But women still fare better behind the camera in independent film than in studio productions.
The Sundance Institute and Women in Film commissioned the study last year and announced the results Monday in Park City, Utah.
Researchers at the University of Southern California’s Annenberg School for Communication and Journalism examined gender disparity in American narrative and documentary films shown at Sundance from 2002 to 2012.
Study director Stacy L. Smith and her team assessed the gender of more than 11,000 directors, writers, producers, cinematographers and editors of the 820 narrative and documentary films shown over this period and found that women represent less than one-third of those filmmakers.
“There has been no sustained or meaningful change across the last 11 years in the percentage of directors or producers at the Sundance Film Festival,” Smith said.
There are more women working in documentary films than narrative films, but Smith said the research finds that “as commerce moves in, females move out.”

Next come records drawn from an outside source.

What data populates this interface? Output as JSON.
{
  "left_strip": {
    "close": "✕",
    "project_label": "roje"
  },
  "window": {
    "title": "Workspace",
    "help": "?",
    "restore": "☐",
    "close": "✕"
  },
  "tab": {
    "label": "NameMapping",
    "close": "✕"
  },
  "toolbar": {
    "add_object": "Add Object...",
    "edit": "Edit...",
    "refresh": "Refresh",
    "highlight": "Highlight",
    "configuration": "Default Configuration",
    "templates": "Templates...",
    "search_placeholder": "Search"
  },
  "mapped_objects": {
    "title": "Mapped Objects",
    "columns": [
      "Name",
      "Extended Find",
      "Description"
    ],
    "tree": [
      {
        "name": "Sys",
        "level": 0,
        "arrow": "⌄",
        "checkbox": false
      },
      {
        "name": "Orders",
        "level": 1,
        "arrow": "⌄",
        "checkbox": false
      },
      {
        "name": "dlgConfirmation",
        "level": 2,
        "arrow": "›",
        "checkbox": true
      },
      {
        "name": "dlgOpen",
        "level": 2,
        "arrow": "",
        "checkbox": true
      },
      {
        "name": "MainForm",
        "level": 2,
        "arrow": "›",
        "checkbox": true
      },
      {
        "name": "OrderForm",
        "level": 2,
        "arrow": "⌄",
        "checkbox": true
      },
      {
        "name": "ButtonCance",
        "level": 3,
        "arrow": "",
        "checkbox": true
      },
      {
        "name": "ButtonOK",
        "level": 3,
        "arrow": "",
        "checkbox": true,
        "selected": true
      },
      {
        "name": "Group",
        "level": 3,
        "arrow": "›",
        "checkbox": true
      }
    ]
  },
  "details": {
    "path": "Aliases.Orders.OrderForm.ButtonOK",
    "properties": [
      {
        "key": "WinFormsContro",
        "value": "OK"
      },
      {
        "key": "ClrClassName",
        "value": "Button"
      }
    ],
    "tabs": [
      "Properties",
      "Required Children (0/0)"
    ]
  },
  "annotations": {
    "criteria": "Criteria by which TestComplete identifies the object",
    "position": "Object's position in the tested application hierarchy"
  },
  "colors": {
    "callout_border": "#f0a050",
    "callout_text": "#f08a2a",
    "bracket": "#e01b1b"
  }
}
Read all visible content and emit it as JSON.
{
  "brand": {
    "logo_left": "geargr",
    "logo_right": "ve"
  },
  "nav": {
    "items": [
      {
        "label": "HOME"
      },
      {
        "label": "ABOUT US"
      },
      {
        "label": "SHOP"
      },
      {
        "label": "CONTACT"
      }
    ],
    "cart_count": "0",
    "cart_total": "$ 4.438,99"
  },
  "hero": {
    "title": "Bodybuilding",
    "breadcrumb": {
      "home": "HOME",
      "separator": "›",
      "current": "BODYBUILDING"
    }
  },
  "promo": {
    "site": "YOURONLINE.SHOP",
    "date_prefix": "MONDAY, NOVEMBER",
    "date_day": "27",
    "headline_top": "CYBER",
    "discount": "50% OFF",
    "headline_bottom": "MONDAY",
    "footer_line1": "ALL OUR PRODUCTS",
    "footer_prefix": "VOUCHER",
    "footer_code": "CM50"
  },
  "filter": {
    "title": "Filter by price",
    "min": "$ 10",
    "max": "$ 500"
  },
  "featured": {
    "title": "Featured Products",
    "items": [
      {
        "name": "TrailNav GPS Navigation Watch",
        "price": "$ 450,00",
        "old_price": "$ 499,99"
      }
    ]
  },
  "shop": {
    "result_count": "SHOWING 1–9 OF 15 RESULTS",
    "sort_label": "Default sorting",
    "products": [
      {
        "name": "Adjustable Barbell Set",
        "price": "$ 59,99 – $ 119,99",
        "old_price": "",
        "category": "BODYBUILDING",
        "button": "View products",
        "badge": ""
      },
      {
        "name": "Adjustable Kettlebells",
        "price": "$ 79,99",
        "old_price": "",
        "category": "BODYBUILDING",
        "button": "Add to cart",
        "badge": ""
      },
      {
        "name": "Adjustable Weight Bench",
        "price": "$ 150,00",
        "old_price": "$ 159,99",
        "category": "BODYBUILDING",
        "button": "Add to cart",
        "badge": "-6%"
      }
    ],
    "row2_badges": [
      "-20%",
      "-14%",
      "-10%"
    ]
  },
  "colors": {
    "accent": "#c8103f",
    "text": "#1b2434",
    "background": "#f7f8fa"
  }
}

The study found that female directors comprise a norm of 22.2 percent of narrative competition films and 14.5 percent of premieres and other non-competition films at Sundance over the past 11 years. During the same period, female directors made up only 4.4 percent of the top-grossing Hollywood films, a ratio of more than 15 male directors for every female. Of those women, though, more than 40 percent had come through the filmmaking programs of the Sundance Institute.

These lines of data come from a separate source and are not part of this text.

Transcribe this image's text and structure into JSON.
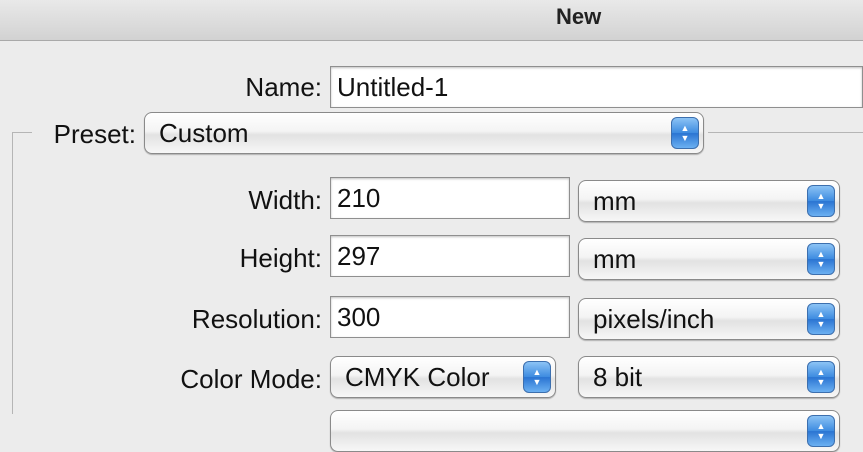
{
  "window": {
    "title": "New"
  },
  "name": {
    "label": "Name:",
    "value": "Untitled-1"
  },
  "preset": {
    "label": "Preset:",
    "value": "Custom"
  },
  "width": {
    "label": "Width:",
    "value": "210",
    "unit": "mm"
  },
  "height": {
    "label": "Height:",
    "value": "297",
    "unit": "mm"
  },
  "resolution": {
    "label": "Resolution:",
    "value": "300",
    "unit": "pixels/inch"
  },
  "color_mode": {
    "label": "Color Mode:",
    "mode": "CMYK Color",
    "depth": "8 bit"
  },
  "icons": {
    "stepper": "up-down-arrows-icon"
  }
}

Women and men participate in the institute’s programs in almost equal number, Smith said.
Female filmmakers find more equal representation in the documentary sphere, comprising nearly half of those represented at Sundance from 2002 to 2012.
Finally, the study found that films directed by women employ greater numbers of women behind the camera than those made by men.
The Sundance Institute and Women in Film aim to use the results of this study to create mentoring and support programs to increase the number of women working behind the camera in American filmmaking.